Alejandra Pizarnik, a poesia, pelo humor e o sangue
Por Mercedes Roffe
A condessa sangrenta constitui o epíteto que Valentine Penrose acrescenta
ao nome de Erzébet Báthory referente real da protagonista do poema em prosa e fonte para o texto de Alejandra Pizarnik. Igual a Valentine, a poeta
argentina se concentra “na beleza convulsiva da personagem” para dar luz a este
“texto marginal”.
Marginal e sinistramente belo é o maldito de quatro séculos referendado por esta história e, melhor ainda que ela própria – os crimes de Erzébet – a trama
de relações intertextuais que se tece através de uma luxuosa galeria de relembranças
e citações que vão de Sade a Rimbaud, de Baudelaire, Artaud, Gombrowicz e,
indiretamente, George Bataille.
Autora das antologias A árvore de
Diana, Os trabalhos e as noites, Extração da pedra da loucura e O inferno musical para nomear só os mais
importantes, Alejandra Pizarnik faz de A condessa
sangrenta um Aleph onde se concentram o que serão os tópicos básicos de sua
obra poética. Mas se de Aleph ou de espelhos se trata, cabe deter-se em que
tipo de espelho se constitui este conjunto de notas ao livro de Penrose.
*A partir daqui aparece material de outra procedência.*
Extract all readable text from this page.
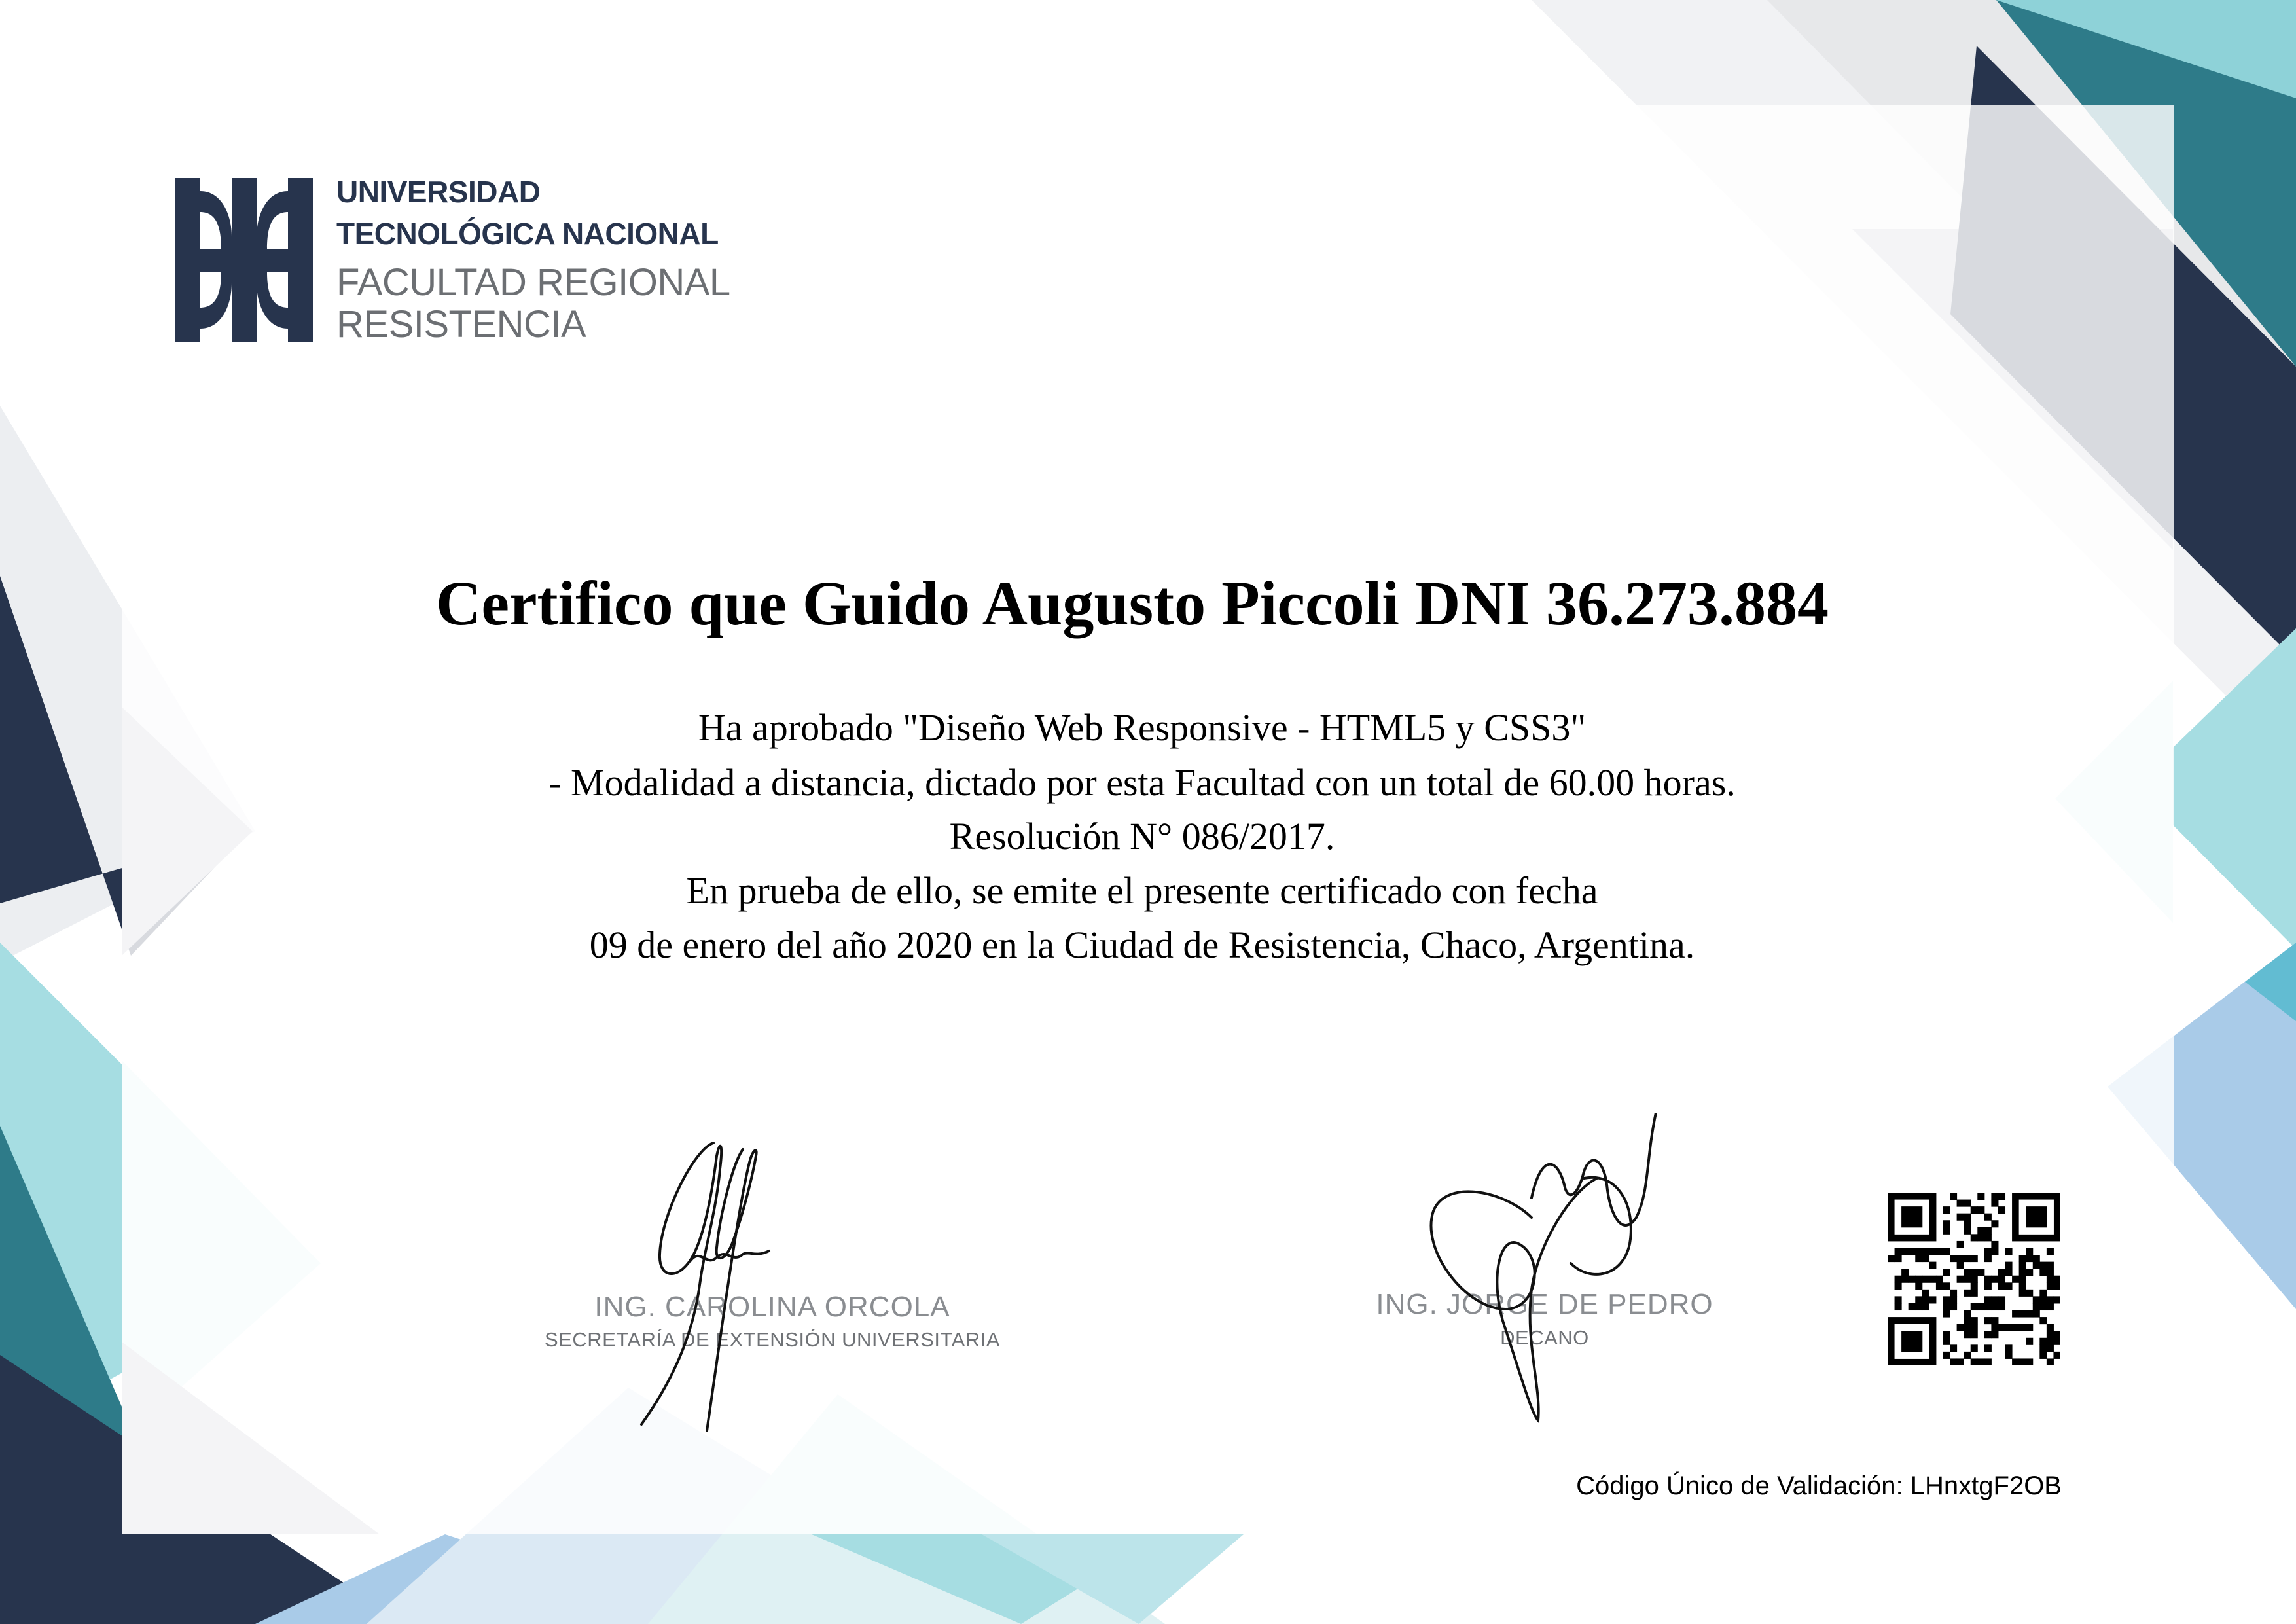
UNIVERSIDAD
TECNOLÓGICA NACIONAL
FACULTAD REGIONAL
RESISTENCIA
Certifico que Guido Augusto Piccoli DNI 36.273.884
Ha aprobado "Diseño Web Responsive - HTML5 y CSS3"
- Modalidad a distancia, dictado por esta Facultad con un total de 60.00 horas.
Resolución N° 086/2017.
En prueba de ello, se emite el presente certificado con fecha
09 de enero del año 2020 en la Ciudad de Resistencia, Chaco, Argentina.
ING. CAROLINA ORCOLA
SECRETARÍA DE EXTENSIÓN UNIVERSITARIA
ING. JORGE DE PEDRO
DECANO
Código Único de Validación: LHnxtgF2OB
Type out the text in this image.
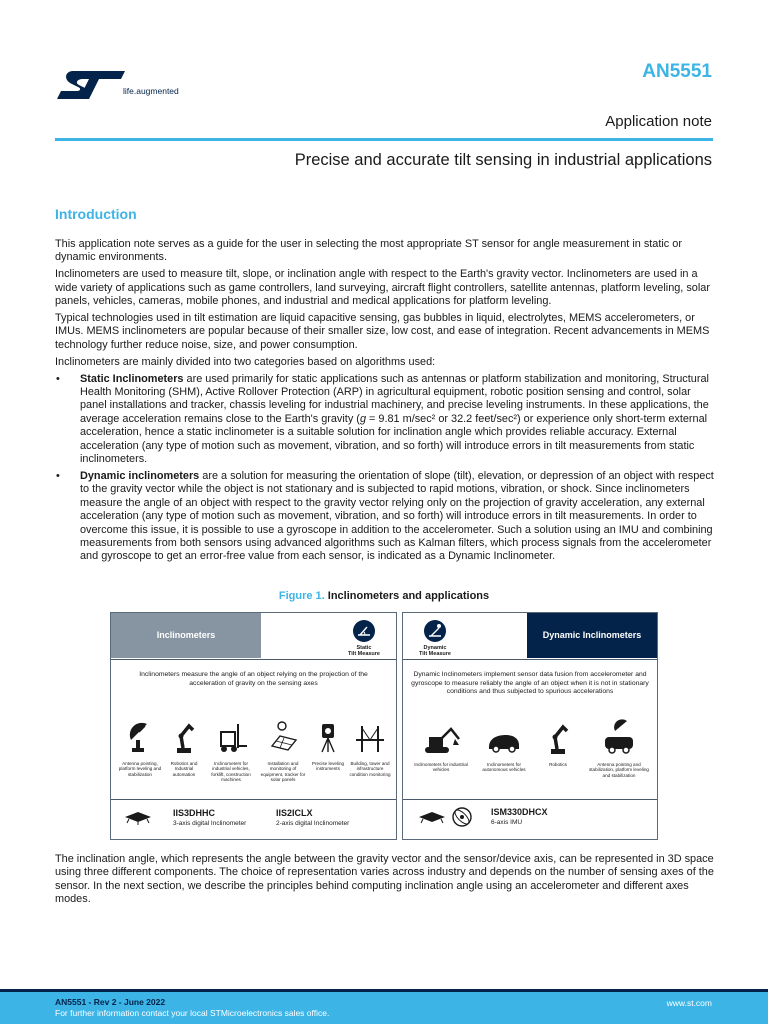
life.augmented
AN5551
Application note
Precise and accurate tilt sensing in industrial applications
Introduction

This application note serves as a guide for the user in selecting the most appropriate ST sensor for angle measurement in static or dynamic environments.

Inclinometers are used to measure tilt, slope, or inclination angle with respect to the Earth's gravity vector. Inclinometers are used in a wide variety of applications such as game controllers, land surveying, aircraft flight controllers, satellite antennas, platform leveling, solar panels, vehicles, cameras, mobile phones, and industrial and medical applications for platform leveling.

Typical technologies used in tilt estimation are liquid capacitive sensing, gas bubbles in liquid, electrolytes, MEMS accelerometers, or IMUs. MEMS inclinometers are popular because of their smaller size, low cost, and ease of integration. Recent advancements in MEMS technology further reduce noise, size, and power consumption.

Inclinometers are mainly divided into two categories based on algorithms used:

• Static Inclinometers are used primarily for static applications such as antennas or platform stabilization and monitoring, Structural Health Monitoring (SHM), Active Rollover Protection (ARP) in agricultural equipment, robotic position sensing and control, solar panel installations and tracker, chassis leveling for industrial machinery, and precise leveling instruments. In these applications, the average acceleration remains close to the Earth's gravity (g = 9.81 m/sec² or 32.2 feet/sec²) or experience only short-term external acceleration, hence a static inclinometer is a suitable solution for inclination angle which provides reliable accuracy. External acceleration (any type of motion such as movement, vibration, and so forth) will introduce errors in tilt measurements from static inclinometers.
• Dynamic inclinometers are a solution for measuring the orientation of slope (tilt), elevation, or depression of an object with respect to the gravity vector while the object is not stationary and is subjected to rapid motions, vibration, or shock. Since inclinometers measure the angle of an object with respect to the gravity vector relying only on the projection of gravity acceleration, any external acceleration (any type of motion such as movement, vibration, and so forth) will introduce errors in tilt measurements. In order to overcome this issue, it is possible to use a gyroscope in addition to the accelerometer. Such a solution using an IMU and combining measurements from both sensors using advanced algorithms such as Kalman filters, which process signals from the accelerometer and gyroscope to get an error-free value from each sensor, is indicated as a Dynamic Inclinometer.
Figure 1. Inclinometers and applications
Inclinometers
Static
Tilt Measure
Inclinometers measure the angle of an object relying on the projection of the acceleration of gravity on the sensing axes
Antenna pointing, platform leveling and stabilization
Robotics and Industrial automation
Inclinometers for industrial vehicles, forklift, construction machines
Installation and monitoring of equipment, tracker for solar panels
Precise leveling instruments
Building, tower and infrastructure condition monitoring
IIS3DHHC
3-axis digital Inclinometer
IIS2ICLX
2-axis digital Inclinometer
Dynamic
Tilt Measure
Dynamic Inclinometers
Dynamic Inclinometers implement sensor data fusion from accelerometer and gyroscope to measure reliably the angle of an object when it is not in stationary conditions and thus subjected to spurious accelerations
Inclinometers for industrial vehicles
Inclinometers for autonomous vehicles
Robotics	Antenna pointing and stabilization, platform leveling and stabilization
ISM330DHCX
6-axis IMU

The inclination angle, which represents the angle between the gravity vector and the sensor/device axis, can be represented in 3D space using three different components. The choice of representation varies across industry and depends on the number of sensing axes of the sensor. In the next section, we describe the principles behind computing inclination angle using an accelerometer and different axes modes.

AN5551 - Rev 2 - June 2022
For further information contact your local STMicroelectronics sales office.
www.st.com
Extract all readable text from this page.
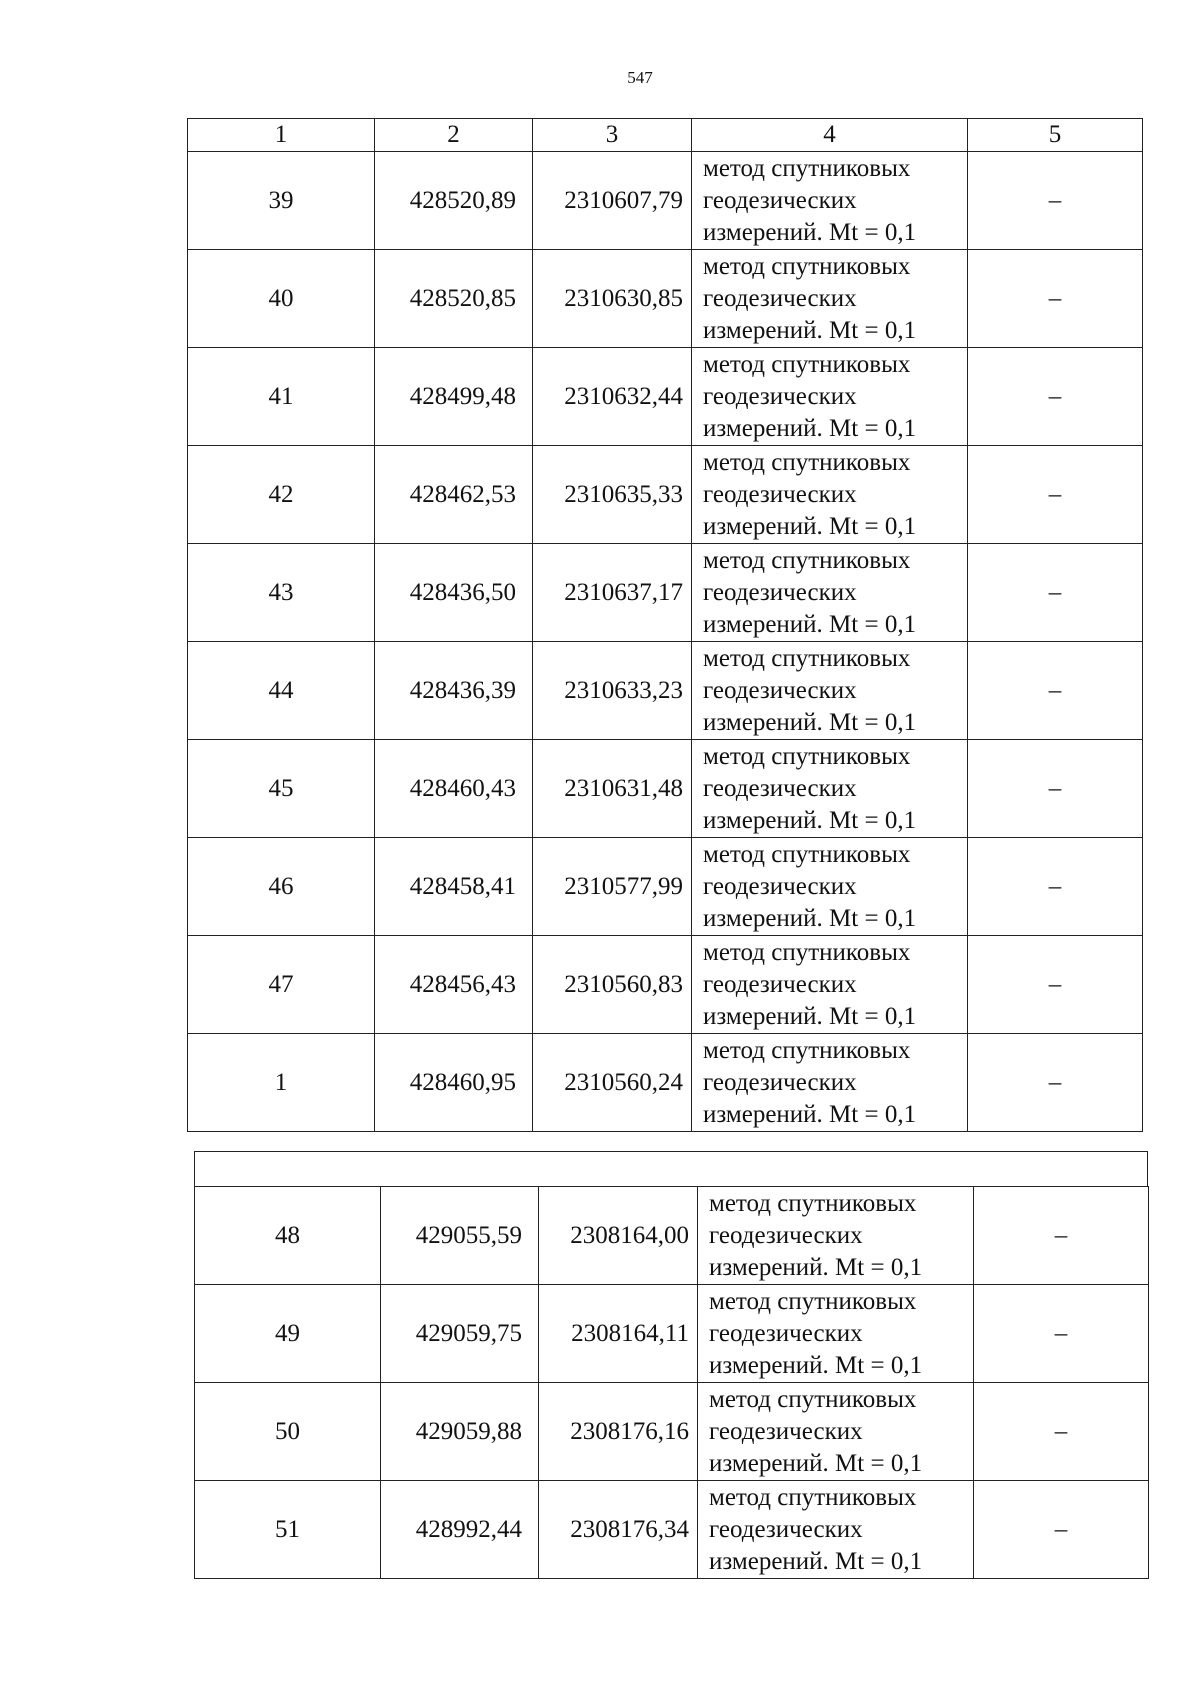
547
1	2	3	4	5
39	428520,89	2310607,79	метод спутниковых
геодезических
измерений. Mt = 0,1	–
40	428520,85	2310630,85	метод спутниковых
геодезических
измерений. Mt = 0,1	–
41	428499,48	2310632,44	метод спутниковых
геодезических
измерений. Mt = 0,1	–
42	428462,53	2310635,33	метод спутниковых
геодезических
измерений. Mt = 0,1	–
43	428436,50	2310637,17	метод спутниковых
геодезических
измерений. Mt = 0,1	–
44	428436,39	2310633,23	метод спутниковых
геодезических
измерений. Mt = 0,1	–
45	428460,43	2310631,48	метод спутниковых
геодезических
измерений. Mt = 0,1	–
46	428458,41	2310577,99	метод спутниковых
геодезических
измерений. Mt = 0,1	–
47	428456,43	2310560,83	метод спутниковых
геодезических
измерений. Mt = 0,1	–
1	428460,95	2310560,24	метод спутниковых
геодезических
измерений. Mt = 0,1	–
48	429055,59	2308164,00	метод спутниковых
геодезических
измерений. Mt = 0,1	–
49	429059,75	2308164,11	метод спутниковых
геодезических
измерений. Mt = 0,1	–
50	429059,88	2308176,16	метод спутниковых
геодезических
измерений. Mt = 0,1	–
51	428992,44	2308176,34	метод спутниковых
геодезических
измерений. Mt = 0,1	–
A obra de Alejandra é um corpus
bem articulado de espectros noturnos, medos infantis, meninas perdidas no
bosque, damas de lilás e vermelho cantando a canção da morte. Ecos, silêncios,
imagens vigorosas seguidas de sombras cadavéricas. Trata-se de um mundo poético
no qual o eu e a enunciação – que se desdobra num eu e num tu que não é uma
segunda pessoa mas outro rosto de si próprio – teme e sucumbe.
Frente a esse eu temoroso, frágil a ponto de fragmentar-se em outros
mil, que rege (ou é regido por) o discurso das antologias, se ergue, como dizíamos,
o curioso espelho de A condessa sangrenta:
a visão desse mundo feito de pedaços, de restos, surge no livro que comentamos,
como se apresentada à luz do dia. Então os fantasmas se diluem, as formas
tornam-se precisas, o monstro se torna inofensivo, mais ainda assim, grotesco. O temor
torna-se silêncio. A escrita varia; ergue-se o império do cinismo. Técnica, recurso:
a ironia.
A perversão sexual da condessa Báthory, o “reino subterrâneo” de seu castelo
de Csejthe, as torturas empregadas contra as donzelas, os retratos das velhas
serviçais, a condenação da dama de branco (ou de vermelho: o sangue era tanto que capaz
de enaltecer a beleza do vestuário até convertê-la nas noturnas cerimônias em
toga sacerdotal ou sacrificial), todo esse mundo é vertido no texto como uma
imagem revertida, uma caricatura quase de marcas próprias, injusta menção do que
havia de constituir um idioleto fechado, restrito, recorrente até a conjuração
e o exorcismo.
O recurso através do qual se alcança este efeito de cinismo,
amoralidade é a ironia. A ironia surge em A
condessa sangrenta do choque violento entre vocábulos de carga conotativa
diferente, muitas vezes contrária. Não esquecemos que a conotação não é se não
o produto de uma educação, de um determinismo cultural.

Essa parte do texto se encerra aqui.